Utilix knowledge base
What Is a MAC Address? EUI-48 and OUI Explained
Published Jun 1, 2026
What Is a MAC Address?
A MAC address (Media Access Control) is a 48-bit hardware identifier assigned to a network interface. Also called EUI-48, it operates at Layer 2 — below IP addresses — and is used for local Ethernet/Wi-Fi delivery.
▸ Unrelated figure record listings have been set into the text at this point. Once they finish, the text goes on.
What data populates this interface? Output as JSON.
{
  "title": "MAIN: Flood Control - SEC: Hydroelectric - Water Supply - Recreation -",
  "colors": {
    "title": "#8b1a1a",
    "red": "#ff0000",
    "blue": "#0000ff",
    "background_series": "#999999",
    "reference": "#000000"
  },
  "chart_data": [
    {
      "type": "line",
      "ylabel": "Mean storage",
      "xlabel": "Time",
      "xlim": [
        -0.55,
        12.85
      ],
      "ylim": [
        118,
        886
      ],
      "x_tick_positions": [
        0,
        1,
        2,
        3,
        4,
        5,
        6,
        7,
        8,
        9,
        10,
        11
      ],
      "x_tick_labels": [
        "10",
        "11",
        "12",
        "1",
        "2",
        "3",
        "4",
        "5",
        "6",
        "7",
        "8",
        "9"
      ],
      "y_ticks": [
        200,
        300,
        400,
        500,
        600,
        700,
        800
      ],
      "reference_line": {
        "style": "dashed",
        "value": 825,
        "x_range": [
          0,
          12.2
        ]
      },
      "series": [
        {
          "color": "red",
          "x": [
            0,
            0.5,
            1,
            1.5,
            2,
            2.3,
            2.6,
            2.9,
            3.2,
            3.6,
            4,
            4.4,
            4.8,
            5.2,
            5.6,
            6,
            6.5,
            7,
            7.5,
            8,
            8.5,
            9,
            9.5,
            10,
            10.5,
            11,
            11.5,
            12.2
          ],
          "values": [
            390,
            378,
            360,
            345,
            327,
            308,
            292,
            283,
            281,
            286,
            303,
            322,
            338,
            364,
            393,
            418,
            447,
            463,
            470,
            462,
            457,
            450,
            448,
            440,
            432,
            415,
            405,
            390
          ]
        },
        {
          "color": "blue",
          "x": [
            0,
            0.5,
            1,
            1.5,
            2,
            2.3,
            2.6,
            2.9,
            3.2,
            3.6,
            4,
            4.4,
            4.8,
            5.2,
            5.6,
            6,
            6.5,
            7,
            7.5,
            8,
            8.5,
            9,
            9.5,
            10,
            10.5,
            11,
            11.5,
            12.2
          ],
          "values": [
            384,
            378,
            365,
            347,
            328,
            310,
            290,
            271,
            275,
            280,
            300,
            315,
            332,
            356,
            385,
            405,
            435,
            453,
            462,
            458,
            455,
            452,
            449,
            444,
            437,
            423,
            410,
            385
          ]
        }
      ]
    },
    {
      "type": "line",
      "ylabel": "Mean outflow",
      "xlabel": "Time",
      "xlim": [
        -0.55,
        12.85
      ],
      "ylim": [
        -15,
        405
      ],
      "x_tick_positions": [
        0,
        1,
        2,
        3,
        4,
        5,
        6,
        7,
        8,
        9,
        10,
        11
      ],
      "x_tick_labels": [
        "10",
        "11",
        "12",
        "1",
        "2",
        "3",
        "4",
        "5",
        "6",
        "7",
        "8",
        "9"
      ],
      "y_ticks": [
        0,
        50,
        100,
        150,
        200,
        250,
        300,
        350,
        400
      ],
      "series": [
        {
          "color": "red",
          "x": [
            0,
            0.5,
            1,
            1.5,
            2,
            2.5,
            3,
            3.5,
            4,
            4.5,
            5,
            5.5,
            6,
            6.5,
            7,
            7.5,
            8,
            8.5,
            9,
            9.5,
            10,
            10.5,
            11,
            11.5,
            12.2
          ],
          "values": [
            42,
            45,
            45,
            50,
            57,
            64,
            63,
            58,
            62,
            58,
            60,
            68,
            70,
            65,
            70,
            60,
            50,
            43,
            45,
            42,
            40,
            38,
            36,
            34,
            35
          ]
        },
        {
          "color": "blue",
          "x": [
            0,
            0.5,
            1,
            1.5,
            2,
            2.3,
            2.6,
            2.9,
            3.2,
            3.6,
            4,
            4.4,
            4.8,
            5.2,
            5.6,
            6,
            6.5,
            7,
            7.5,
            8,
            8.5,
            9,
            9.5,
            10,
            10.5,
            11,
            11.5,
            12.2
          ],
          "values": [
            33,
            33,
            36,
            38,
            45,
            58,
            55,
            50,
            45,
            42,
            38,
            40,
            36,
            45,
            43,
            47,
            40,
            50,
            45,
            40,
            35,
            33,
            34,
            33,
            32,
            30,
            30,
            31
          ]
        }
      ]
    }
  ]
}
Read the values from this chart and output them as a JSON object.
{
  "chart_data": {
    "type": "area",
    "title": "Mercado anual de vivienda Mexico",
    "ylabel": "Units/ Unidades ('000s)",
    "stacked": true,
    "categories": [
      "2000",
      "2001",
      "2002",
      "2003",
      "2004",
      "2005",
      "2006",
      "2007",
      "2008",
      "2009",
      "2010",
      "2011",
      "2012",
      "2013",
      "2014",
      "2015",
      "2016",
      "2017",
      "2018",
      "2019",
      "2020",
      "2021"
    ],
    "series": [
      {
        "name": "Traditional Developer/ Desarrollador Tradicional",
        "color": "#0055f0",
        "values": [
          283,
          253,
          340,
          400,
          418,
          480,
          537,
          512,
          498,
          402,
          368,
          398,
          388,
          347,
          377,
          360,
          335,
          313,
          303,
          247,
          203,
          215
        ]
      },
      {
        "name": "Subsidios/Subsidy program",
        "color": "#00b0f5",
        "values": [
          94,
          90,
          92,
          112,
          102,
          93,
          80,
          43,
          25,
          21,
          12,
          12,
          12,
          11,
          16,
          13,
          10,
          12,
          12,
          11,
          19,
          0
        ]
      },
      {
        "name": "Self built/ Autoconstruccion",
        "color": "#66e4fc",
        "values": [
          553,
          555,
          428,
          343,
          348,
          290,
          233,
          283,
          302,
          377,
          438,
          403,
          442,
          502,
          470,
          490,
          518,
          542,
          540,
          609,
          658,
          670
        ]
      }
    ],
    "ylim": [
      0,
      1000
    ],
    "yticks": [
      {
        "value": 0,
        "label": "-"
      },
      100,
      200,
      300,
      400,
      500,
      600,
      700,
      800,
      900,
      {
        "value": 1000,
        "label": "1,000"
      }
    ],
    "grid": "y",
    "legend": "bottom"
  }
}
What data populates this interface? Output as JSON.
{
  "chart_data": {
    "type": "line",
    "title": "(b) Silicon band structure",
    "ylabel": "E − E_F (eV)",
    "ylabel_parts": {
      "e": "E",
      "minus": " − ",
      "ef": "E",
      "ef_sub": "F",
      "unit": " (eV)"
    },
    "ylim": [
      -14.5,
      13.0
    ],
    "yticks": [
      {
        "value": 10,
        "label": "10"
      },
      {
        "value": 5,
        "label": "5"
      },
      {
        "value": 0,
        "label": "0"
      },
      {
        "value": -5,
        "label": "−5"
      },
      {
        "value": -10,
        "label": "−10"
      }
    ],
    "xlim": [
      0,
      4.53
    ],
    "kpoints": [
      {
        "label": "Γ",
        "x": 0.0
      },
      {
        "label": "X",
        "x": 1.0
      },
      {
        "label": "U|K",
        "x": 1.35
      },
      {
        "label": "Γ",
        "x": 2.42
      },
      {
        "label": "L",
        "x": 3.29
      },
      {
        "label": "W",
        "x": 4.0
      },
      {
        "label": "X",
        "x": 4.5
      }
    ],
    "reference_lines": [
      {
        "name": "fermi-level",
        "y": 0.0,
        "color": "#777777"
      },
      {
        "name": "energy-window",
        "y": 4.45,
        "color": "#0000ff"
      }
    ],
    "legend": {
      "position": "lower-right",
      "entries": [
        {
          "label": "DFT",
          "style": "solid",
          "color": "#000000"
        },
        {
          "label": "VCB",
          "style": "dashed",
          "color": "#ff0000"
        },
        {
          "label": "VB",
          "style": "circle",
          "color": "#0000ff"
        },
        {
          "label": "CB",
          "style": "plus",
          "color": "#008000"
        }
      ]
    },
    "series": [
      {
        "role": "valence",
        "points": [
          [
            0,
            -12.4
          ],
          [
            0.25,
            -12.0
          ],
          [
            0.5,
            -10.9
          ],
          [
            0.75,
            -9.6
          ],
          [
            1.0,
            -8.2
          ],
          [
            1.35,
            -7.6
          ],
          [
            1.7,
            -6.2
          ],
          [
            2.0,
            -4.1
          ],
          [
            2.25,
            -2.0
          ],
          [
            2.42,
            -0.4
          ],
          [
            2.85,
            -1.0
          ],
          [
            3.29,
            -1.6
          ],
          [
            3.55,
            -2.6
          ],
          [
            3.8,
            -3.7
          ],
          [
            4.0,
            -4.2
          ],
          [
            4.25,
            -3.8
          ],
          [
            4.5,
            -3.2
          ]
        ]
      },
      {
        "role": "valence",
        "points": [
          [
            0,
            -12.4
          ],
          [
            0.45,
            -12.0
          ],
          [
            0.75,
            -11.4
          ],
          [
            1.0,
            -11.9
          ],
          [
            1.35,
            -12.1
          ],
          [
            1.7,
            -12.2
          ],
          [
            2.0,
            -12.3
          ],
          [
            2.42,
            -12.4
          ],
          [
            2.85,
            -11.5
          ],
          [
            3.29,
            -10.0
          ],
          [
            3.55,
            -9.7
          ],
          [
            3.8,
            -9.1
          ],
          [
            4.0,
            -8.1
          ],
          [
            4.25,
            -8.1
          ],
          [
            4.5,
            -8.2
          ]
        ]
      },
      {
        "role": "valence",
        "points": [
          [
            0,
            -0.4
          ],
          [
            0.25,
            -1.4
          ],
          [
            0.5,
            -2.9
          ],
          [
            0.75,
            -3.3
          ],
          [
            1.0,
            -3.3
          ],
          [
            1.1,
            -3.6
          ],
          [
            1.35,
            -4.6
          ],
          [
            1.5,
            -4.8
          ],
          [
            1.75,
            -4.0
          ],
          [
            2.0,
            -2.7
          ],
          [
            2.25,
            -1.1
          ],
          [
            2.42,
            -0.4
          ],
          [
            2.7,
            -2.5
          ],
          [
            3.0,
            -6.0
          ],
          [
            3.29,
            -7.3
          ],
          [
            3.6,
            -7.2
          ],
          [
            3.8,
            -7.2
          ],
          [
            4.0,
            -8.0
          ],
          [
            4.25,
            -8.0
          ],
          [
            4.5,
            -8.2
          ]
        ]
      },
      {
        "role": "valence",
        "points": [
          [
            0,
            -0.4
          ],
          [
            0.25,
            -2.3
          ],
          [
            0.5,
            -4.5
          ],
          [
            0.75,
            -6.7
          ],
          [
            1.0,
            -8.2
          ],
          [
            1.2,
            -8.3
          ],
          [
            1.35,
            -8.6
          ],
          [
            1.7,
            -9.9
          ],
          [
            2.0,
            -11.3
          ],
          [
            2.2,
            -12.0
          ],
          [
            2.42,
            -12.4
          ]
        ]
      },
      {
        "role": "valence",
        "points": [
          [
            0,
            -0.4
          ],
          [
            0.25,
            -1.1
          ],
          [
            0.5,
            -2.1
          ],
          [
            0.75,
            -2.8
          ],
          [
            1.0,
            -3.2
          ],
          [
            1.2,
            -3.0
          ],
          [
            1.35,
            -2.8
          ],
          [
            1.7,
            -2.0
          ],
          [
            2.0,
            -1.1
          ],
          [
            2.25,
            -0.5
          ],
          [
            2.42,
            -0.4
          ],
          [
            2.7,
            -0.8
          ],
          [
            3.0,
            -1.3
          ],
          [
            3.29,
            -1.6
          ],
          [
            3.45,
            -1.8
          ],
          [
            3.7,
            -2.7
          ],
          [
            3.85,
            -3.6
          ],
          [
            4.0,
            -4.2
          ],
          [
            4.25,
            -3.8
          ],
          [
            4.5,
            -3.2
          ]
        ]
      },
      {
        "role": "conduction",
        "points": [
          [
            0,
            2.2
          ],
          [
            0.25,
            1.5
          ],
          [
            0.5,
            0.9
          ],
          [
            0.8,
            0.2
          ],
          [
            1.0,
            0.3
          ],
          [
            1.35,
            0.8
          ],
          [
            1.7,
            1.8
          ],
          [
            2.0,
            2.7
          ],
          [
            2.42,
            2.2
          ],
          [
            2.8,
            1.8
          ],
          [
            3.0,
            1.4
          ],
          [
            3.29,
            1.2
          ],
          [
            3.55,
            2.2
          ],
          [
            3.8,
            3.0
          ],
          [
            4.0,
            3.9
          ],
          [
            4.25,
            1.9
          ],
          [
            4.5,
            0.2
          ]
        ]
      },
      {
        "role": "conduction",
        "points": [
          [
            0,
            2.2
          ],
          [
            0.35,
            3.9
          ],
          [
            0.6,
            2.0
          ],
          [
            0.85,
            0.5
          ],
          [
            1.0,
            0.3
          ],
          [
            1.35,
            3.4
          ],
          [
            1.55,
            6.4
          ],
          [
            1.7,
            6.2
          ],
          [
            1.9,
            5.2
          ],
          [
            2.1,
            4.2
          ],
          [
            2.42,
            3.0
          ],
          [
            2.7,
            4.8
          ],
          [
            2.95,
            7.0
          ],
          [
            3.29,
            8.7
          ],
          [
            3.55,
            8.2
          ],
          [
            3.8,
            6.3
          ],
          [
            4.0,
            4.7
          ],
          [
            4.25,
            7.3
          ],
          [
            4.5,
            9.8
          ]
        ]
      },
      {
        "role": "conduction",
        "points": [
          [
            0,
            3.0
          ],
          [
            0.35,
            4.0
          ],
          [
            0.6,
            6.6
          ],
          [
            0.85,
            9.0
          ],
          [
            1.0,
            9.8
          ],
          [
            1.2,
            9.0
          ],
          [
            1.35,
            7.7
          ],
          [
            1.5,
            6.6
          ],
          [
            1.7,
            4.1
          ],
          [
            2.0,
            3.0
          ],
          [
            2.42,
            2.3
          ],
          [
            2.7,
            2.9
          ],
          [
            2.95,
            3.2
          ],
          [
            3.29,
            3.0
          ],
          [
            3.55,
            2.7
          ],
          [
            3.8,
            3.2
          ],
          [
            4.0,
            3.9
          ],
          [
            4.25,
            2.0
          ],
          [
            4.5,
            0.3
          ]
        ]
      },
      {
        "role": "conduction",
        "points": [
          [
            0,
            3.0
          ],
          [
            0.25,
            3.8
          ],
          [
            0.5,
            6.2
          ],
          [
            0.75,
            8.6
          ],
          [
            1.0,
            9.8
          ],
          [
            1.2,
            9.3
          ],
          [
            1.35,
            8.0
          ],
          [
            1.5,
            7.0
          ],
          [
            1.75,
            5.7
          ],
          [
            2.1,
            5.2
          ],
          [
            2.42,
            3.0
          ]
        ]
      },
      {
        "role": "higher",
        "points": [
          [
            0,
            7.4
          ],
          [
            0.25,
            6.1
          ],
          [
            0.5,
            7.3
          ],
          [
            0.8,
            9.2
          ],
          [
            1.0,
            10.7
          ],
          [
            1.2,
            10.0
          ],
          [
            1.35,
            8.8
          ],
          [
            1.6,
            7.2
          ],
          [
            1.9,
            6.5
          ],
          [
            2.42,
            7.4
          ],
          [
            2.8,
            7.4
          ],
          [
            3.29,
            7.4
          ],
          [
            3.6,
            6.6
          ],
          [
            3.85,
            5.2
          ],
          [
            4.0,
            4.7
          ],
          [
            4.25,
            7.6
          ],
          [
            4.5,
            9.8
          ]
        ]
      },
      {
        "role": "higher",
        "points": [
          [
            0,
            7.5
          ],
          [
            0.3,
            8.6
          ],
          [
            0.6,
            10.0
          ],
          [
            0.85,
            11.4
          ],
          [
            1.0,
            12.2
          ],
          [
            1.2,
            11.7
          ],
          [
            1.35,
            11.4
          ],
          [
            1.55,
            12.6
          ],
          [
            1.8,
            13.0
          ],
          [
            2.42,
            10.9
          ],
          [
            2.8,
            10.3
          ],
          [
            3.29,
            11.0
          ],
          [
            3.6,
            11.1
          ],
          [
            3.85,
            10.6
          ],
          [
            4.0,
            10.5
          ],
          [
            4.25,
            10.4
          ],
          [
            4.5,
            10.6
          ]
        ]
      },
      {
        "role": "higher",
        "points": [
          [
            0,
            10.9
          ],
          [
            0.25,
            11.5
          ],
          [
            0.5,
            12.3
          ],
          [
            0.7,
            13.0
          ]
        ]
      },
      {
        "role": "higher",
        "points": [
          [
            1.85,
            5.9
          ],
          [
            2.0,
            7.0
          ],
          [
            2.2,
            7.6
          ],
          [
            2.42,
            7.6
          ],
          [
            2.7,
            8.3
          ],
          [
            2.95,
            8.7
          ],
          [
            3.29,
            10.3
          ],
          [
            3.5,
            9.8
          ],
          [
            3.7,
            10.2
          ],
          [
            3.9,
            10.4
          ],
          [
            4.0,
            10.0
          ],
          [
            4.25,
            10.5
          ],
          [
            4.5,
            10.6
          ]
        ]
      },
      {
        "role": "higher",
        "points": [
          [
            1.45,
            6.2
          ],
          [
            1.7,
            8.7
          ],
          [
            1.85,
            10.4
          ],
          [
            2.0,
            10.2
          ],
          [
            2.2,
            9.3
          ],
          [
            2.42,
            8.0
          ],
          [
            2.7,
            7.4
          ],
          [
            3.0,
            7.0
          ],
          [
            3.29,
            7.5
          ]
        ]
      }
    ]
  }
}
Example: 00:1B:63:12:34:56
Format with the MAC Address Formatter.
Structure
00 : 1B : 63 : 12 : 34 : 56
└── OUI ──┘ └── NIC-specific ──┘
(vendor) (device serial)
- OUI (first 3 bytes / 24 bits) — assigned by IEEE to a manufacturer
- Last 3 bytes — assigned by the vendor to the specific device
Common notation formats
| Format | Example |
|---|---|
| Colon (IEEE) | 00:1B:63:12:34:56 |
| Dash | 00-1B-63-12-34-56 |
| Cisco dot | 001B.6312.3456 |
| Plain | 001B63123456 |
Unicast vs multicast
The least significant bit of the first octet:
- 0 = unicast (one specific interface)
- 1 = multicast (group of interfaces)
The second least significant bit:
- 0 = globally unique (OUI from IEEE)
- 1 = locally administered (software-defined, common in VMs)
OUI lookup
The first half identifies the vendor — e.g. 00:0C:29 is VMware, B8:27:EB is Raspberry Pi Foundation. Our tool bundles common OUIs for instant lookup.
MAC vs IP address
| MAC | IP | |
|---|---|---|
| Layer | 2 (Data link) | 3 (Network) |
| Scope | Local segment | End-to-end routable |
| Changes | Fixed (usually) | Can change (DHCP, roaming) |
| Used for | Switching | Routing |
ARP maps IP → MAC on the local subnet.